DSTs are targeted at very large companies, often applying only to those with global revenues exceeding a high threshold, like €750 million, plus a local revenue threshold. The tax rates are typically a low single-digit percentage, such as 3%, on gross revenue sourced to that country. Nations like France, Italy, Spain, and the United Kingdom have implemented DSTs as an interim measure until a comprehensive global solution is in place.
The spread of unilateral measures like DSTs prompted a coordinated global effort, led by the Organisation for Economic Co-operation and Development (OECD), to reform international tax rules. This resulted in an agreement by nearly 140 countries on a Two-Pillar Solution, though its implementation is progressing unevenly. As of early 2025, Pillar Two has been enacted in over 50 jurisdictions, but Pillar One’s implementation is less certain. Pillar One is contingent on ratification of a Multilateral Convention, and the United States has expressed reservations about the agreement, creating uncertainty for the framework.

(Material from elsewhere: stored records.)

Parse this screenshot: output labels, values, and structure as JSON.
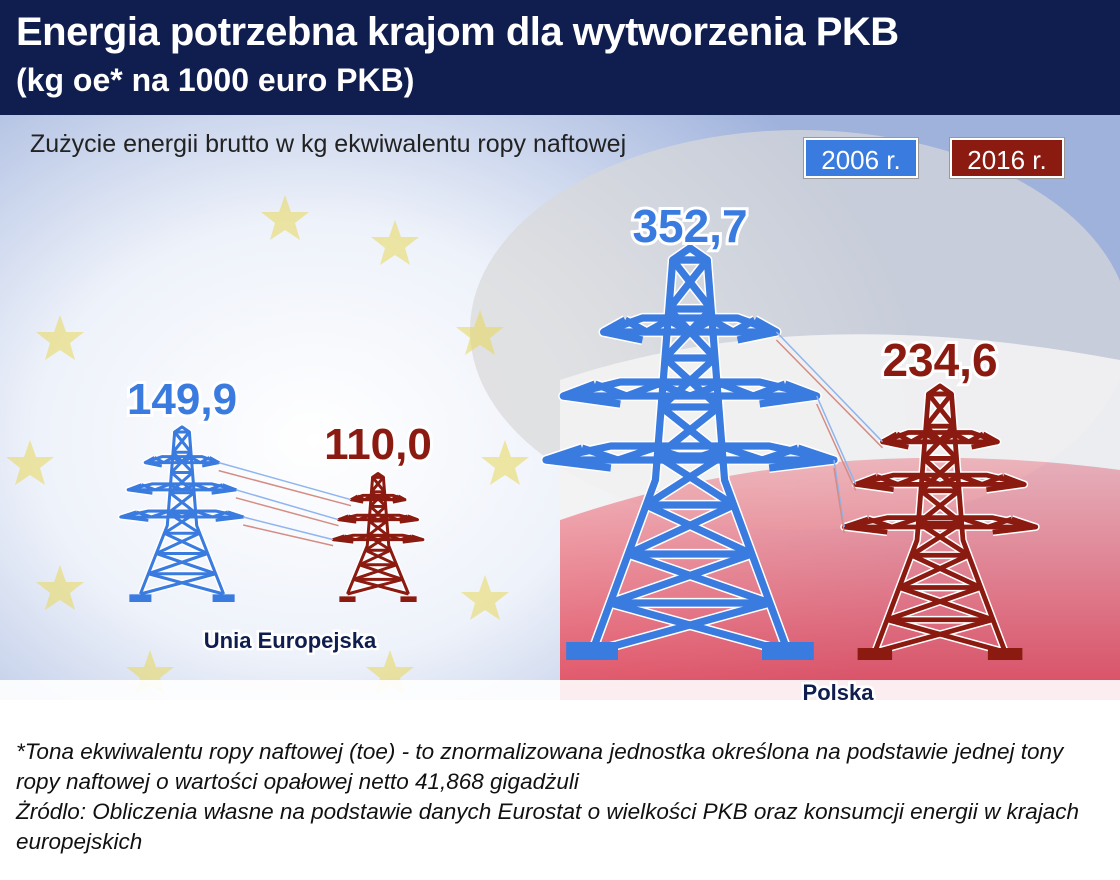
{
  "header": {
    "title": "Energia potrzebna krajom dla wytworzenia PKB",
    "subtitle": "(kg oe* na 1000 euro PKB)"
  },
  "footer": {
    "note": "*Tona ekwiwalentu ropy naftowej (toe) - to znormalizowana jednostka określona na podstawie jednej tony ropy naftowej o wartości opałowej netto 41,868 gigadżuli",
    "source": "Żródlo: Obliczenia własne na podstawie danych Eurostat o wielkości PKB oraz konsumcji energii w krajach europejskich"
  },
  "colors": {
    "2006": "#3a7be0",
    "2016": "#8b1a10",
    "header": "#0f1d4f"
  },
  "chart_data": {
    "type": "bar",
    "title": "Energia potrzebna krajom dla wytworzenia PKB",
    "subtitle": "Zużycie energii brutto w kg ekwiwalentu ropy naftowej",
    "categories": [
      "Unia Europejska",
      "Polska"
    ],
    "series": [
      {
        "name": "2006 r.",
        "values": [
          149.9,
          352.7
        ],
        "labels": [
          "149,9",
          "352,7"
        ]
      },
      {
        "name": "2016 r.",
        "values": [
          110.0,
          234.6
        ],
        "labels": [
          "110,0",
          "234,6"
        ]
      }
    ],
    "legend": "top-right",
    "grid": false
  }
}
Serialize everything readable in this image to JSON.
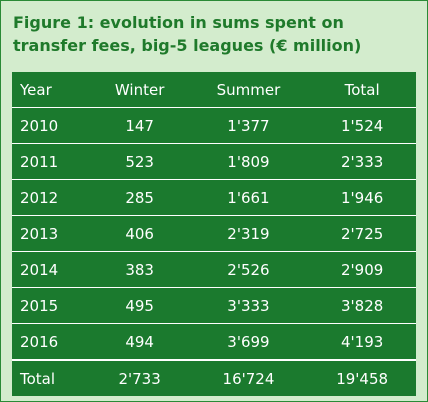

Pillar One changes the allocation of taxing rights by moving beyond the traditional reliance on physical presence. It aims to reallocate a portion of the profits of the world’s largest multinational enterprises (MNEs) to the market jurisdictions where their customers are located. This rule applies to MNEs with global revenues over €20 billion and profitability above 10%. Under Pillar One, 25% of the profit exceeding the 10% margin will be reallocated to market countries for taxation.
Pillar Two establishes a global minimum corporate tax rate to curtail the “race to the bottom” on tax rates. The agreement sets a minimum effective tax rate of 15% for MNEs with annual revenues of at least €750 million. If a company’s profits in a jurisdiction are taxed below this 15% threshold, its home country can apply a “top-up tax” to bring the total tax paid on that income up to the minimum rate. This ensures large multinationals pay a baseline level of tax on their profits wherever they operate.